Should I Call My Ex?
The primary motivation behind the inclination to call your ex may stem from a desire to ascertain whether they miss you or not. However, even if they do miss you, they may not be emotionally ready to engage in a cordial conversation immediately.
Even if they are, they might not express it right away. Do not be fooled into thinking that they will melt and ask you to come back into their lives. If they have not initiated contact from their side, you should not reach out either. If they broke up with you, they most likely have moved on, and you should too.
You should only contact your ex if you have unfinished business with them (loans, mortgage, or other important stuff). Even if they have not called you yet, take the initiative and call them since it concerns both of you equally.
12 Reasons Not To Contact Your Ex
Upon experiencing a breakup, you may have encountered the “no-contact” rule, recognized as the most effective approach to moving on from an ex-partner.
1. You will end up regretting it.
Breakups can leave you feeling hopeless, which is why they’re difficult. You believe that by talking with compassion and love, you could change the situation to your advantage. But chances are they could not want you back, which is the opposite of what you had hoped for. Therefore, avoid trying to talk to people or you can come to regret it.
2. You cannot change them.
You feel despondent, disheartened, and upset. So, when you want to reconnect with your ex, it is your emotional self that makes the decisions for you. Calling them to take you back is not the answer. If they broke up with you, then you calling them is not going to change their mind.
3. You don’t want to be just “friends” with them.
After a breakup, many people stay in touch with their ex-lovers and maintain being friends over time. However, not everyone can be like that.. If you think being around your ex can make you reminisce about the painful memory of your breakup, then you do not have to be friends with them. You are allowed to move on at your pace.
4. You need to stop and think about what you are doing.
Do you care for them as good friends? Do you think that your actions will make them think breaking up with you was a mistake? You are mistaken. Thinking all this will put you into emotional turmoil, only to hurt you again.
5. You will end up embarrassing yourself.
Let’s say you have mustered up all the courage to make that dreaded call. But what happens next? They might not want to communicate with you and ignore you. Will you end up leaving a text message then? The best thing to do is take some time away from your phone. To escape from that embarrassment, don’t act on your sudden urges to call your ex.
6. You are trying to revive something that died.

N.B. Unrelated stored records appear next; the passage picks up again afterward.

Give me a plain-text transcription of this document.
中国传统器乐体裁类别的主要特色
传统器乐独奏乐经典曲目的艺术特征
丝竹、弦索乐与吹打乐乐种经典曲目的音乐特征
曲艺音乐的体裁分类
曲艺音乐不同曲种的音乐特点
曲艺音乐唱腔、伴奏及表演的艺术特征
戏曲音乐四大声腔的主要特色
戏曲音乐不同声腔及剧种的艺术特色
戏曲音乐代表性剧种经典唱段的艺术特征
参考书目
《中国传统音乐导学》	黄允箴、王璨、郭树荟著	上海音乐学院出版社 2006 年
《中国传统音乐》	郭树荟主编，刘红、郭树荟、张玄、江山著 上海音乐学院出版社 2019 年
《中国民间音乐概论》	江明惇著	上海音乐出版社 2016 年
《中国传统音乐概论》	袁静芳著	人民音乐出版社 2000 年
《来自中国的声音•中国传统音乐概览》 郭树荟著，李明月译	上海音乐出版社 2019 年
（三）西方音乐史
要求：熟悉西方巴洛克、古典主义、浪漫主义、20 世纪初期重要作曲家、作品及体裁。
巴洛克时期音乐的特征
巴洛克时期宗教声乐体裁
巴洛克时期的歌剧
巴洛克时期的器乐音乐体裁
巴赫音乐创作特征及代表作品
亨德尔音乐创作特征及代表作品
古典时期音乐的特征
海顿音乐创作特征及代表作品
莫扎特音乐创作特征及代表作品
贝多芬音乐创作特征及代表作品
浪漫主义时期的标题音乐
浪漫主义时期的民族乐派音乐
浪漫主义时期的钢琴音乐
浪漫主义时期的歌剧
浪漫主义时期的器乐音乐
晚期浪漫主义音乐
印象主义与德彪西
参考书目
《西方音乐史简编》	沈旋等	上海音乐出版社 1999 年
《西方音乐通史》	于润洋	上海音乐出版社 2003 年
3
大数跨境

When your ex decides to end the relationship, it signifies a shift in their intimate feelings for you. Merely encountering you or hearing your voice is unlikely to rekindle the emotions they once had. Trying to revive a dead relationship is only going to be futile. You will only get emotional and hurt yourself.
7. You should stop paying heed to what your ex might be doing.

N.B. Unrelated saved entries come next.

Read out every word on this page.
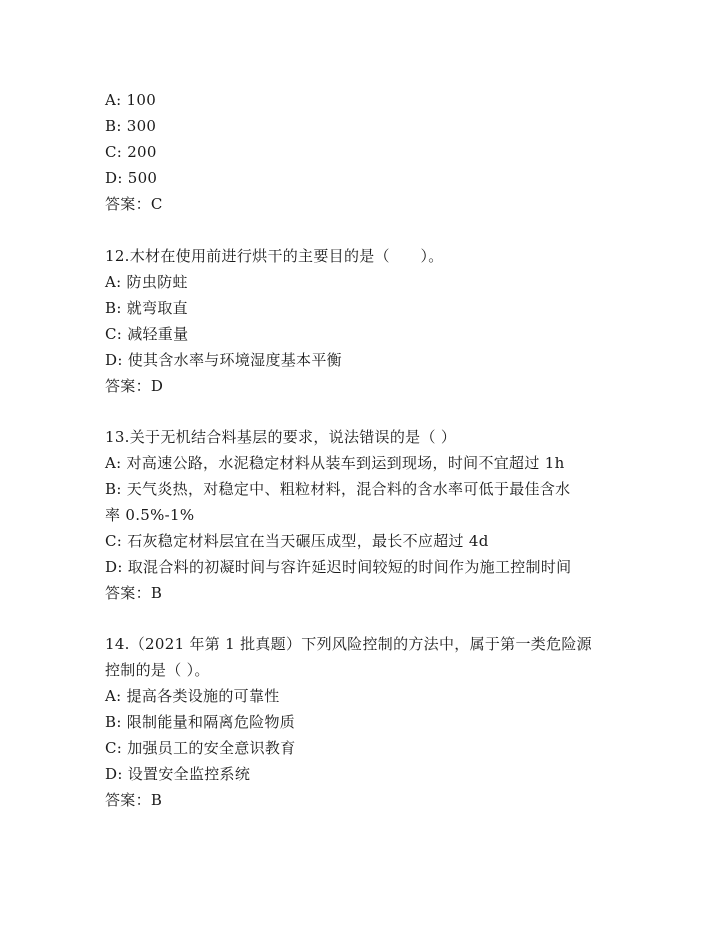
A: 100
B: 300
C: 200
D: 500
答案：C
12.木材在使用前进行烘干的主要目的是（　　）。
A: 防虫防蛀
B: 就弯取直
C: 减轻重量
D: 使其含水率与环境湿度基本平衡
答案：D
13.关于无机结合料基层的要求，说法错误的是（ ）
A: 对高速公路，水泥稳定材料从装车到运到现场，时间不宜超过 1h
B: 天气炎热，对稳定中、粗粒材料，混合料的含水率可低于最佳含水
率 0.5%-1%
C: 石灰稳定材料层宜在当天碾压成型，最长不应超过 4d
D: 取混合料的初凝时间与容许延迟时间较短的时间作为施工控制时间
答案：B
14.（2021 年第 1 批真题）下列风险控制的方法中，属于第一类危险源
控制的是（ ）。
A: 提高各类设施的可靠性
B: 限制能量和隔离危险物质
C: 加强员工的安全意识教育
D: 设置安全监控系统
答案：B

You came across a post that suggested your ex might be dating someone. It’s time that you stop worrying about your ex and move on. Moving on might seem hard, but focusing on yourself and surrounding yourself with your friends will help you take your mind off things that might be bugging you. If they are not in your life, they are not your problem to deal with anymore.
8. You and your ex could not work things out.

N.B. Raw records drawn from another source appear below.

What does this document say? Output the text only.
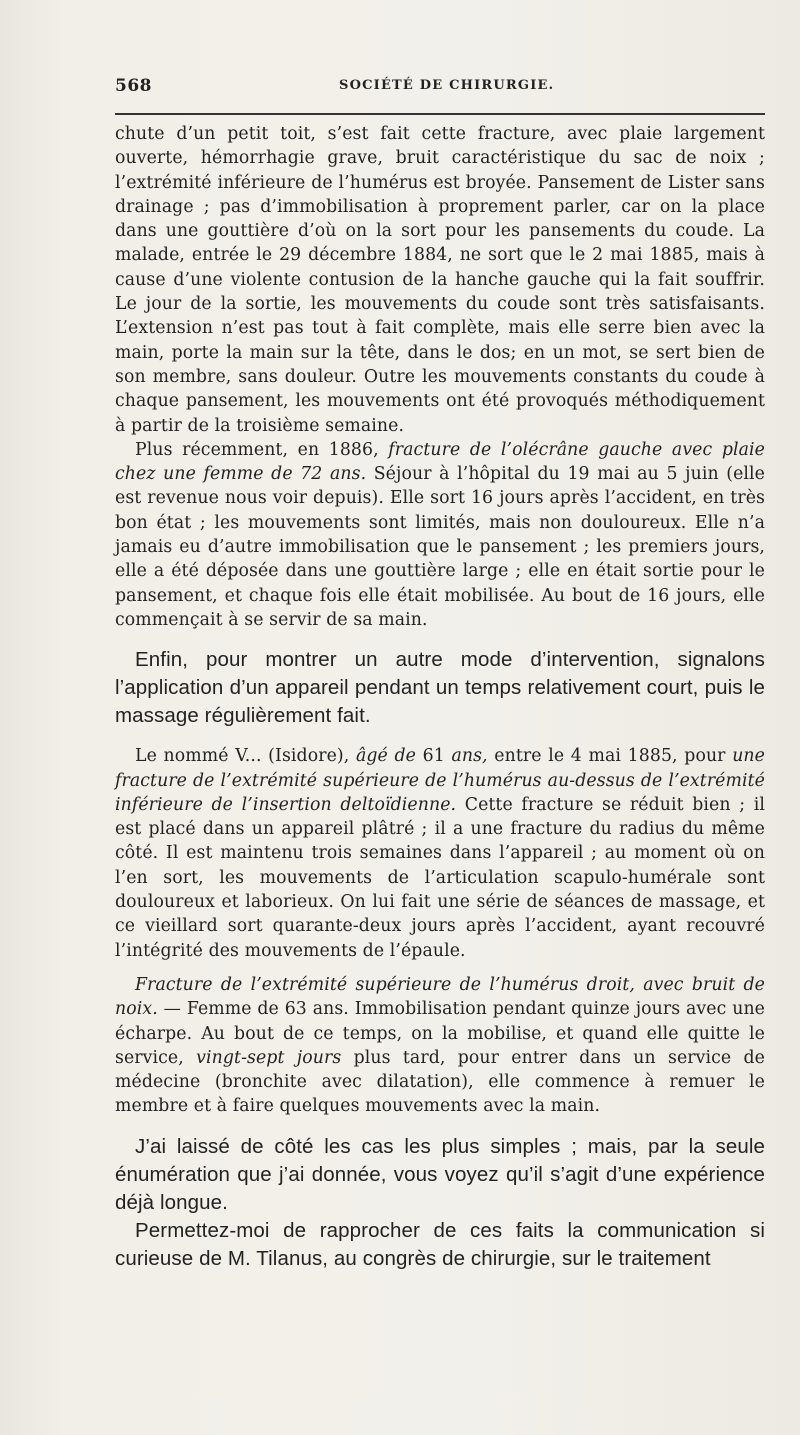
568	SOCIÉTÉ DE CHIRURGIE.

chute d’un petit toit, s’est fait cette fracture, avec plaie largement ouverte, hémorrhagie grave, bruit caractéristique du sac de noix ; l’extrémité inférieure de l’humérus est broyée. Pansement de Lister sans drainage ; pas d’immobilisation à proprement parler, car on la place dans une gouttière d’où on la sort pour les pansements du coude. La malade, entrée le 29 décembre 1884, ne sort que le 2 mai 1885, mais à cause d’une violente contusion de la hanche gauche qui la fait souffrir. Le jour de la sortie, les mouvements du coude sont très satisfaisants. L’extension n’est pas tout à fait complète, mais elle serre bien avec la main, porte la main sur la tête, dans le dos; en un mot, se sert bien de son membre, sans douleur. Outre les mouvements constants du coude à chaque pansement, les mouvements ont été provoqués méthodiquement à partir de la troisième semaine.

Plus récemment, en 1886, fracture de l’olécrâne gauche avec plaie chez une femme de 72 ans. Séjour à l’hôpital du 19 mai au 5 juin (elle est revenue nous voir depuis). Elle sort 16 jours après l’accident, en très bon état ; les mouvements sont limités, mais non douloureux. Elle n’a jamais eu d’autre immobilisation que le pansement ; les premiers jours, elle a été déposée dans une gouttière large ; elle en était sortie pour le pansement, et chaque fois elle était mobilisée. Au bout de 16 jours, elle commençait à se servir de sa main.

Enfin, pour montrer un autre mode d’intervention, signalons l’application d’un appareil pendant un temps relativement court, puis le massage régulièrement fait.

Le nommé V... (Isidore), âgé de 61 ans, entre le 4 mai 1885, pour une fracture de l’extrémité supérieure de l’humérus au-dessus de l’extrémité inférieure de l’insertion deltoïdienne. Cette fracture se réduit bien ; il est placé dans un appareil plâtré ; il a une fracture du radius du même côté. Il est maintenu trois semaines dans l’appareil ; au moment où on l’en sort, les mouvements de l’articulation scapulo-humérale sont douloureux et laborieux. On lui fait une série de séances de massage, et ce vieillard sort quarante-deux jours après l’accident, ayant recouvré l’intégrité des mouvements de l’épaule.

Fracture de l’extrémité supérieure de l’humérus droit, avec bruit de noix. — Femme de 63 ans. Immobilisation pendant quinze jours avec une écharpe. Au bout de ce temps, on la mobilise, et quand elle quitte le service, vingt-sept jours plus tard, pour entrer dans un service de médecine (bronchite avec dilatation), elle commence à remuer le membre et à faire quelques mouvements avec la main.

J’ai laissé de côté les cas les plus simples ; mais, par la seule énumération que j’ai donnée, vous voyez qu’il s’agit d’une expérience déjà longue.

Permettez-moi de rapprocher de ces faits la communication si curieuse de M. Tilanus, au congrès de chirurgie, sur le traitement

When you are hurt, it is common to miss your ex and get into remembering the good things. But the reality is the rapport did not work out, maybe because you were not compatible. You cannot change it by contacting them, so move on.
9. You should not be impulsive.
Impulsive decisions are good once in a while, but calling your ex, asking them to come back is a big no. You might feel weak momentarily, but do not give in just yet. If they want you back, they will initiate contact with you.
Hence, in these moments of weakness, you can reach out to your close ones to share your feelings and take your mind off your ex. Writing about her moving on phase, Madison Sasser, a mental health blogger, says, “Last night, I committed to texting my girlfriend after a few glasses of wine instead of texting my Ex. A breakup is a break in the connection I shared with my Ex. I can’t continue to text him my thoughts on The Bachelor after a glass of Moscato”.
10. You deserve someone better.
Experiencing a breakup can be tumultuous and painful. Although no relationship is flawless, there is someone out there who will love you unconditionally and won’t easily give up on you. Therefore, resist the urge to call your ex and patiently await a better partner.
11. You might be feeling lonely.
If you’ve secluded yourself in your room, surrounded by tissues and chocolates, only to immerse yourself in tears and rom-coms, it may not be the most constructive approach. While it’s acceptable to grieve, lingering in this state for too long can lead to feelings of loneliness.
12. You need to let go.
Healing can take time. Begin to perceive yourself and love yourself as it is crucial. Remember why you and your ex broke up in the first place. Try to become a better version of yourself by doing the things that make you happy. Sulking about a failed relationship will not help you. It’s important to let go of things, delete your ex’s number from your phone and refrain from a reunion neither in person nor over the phone.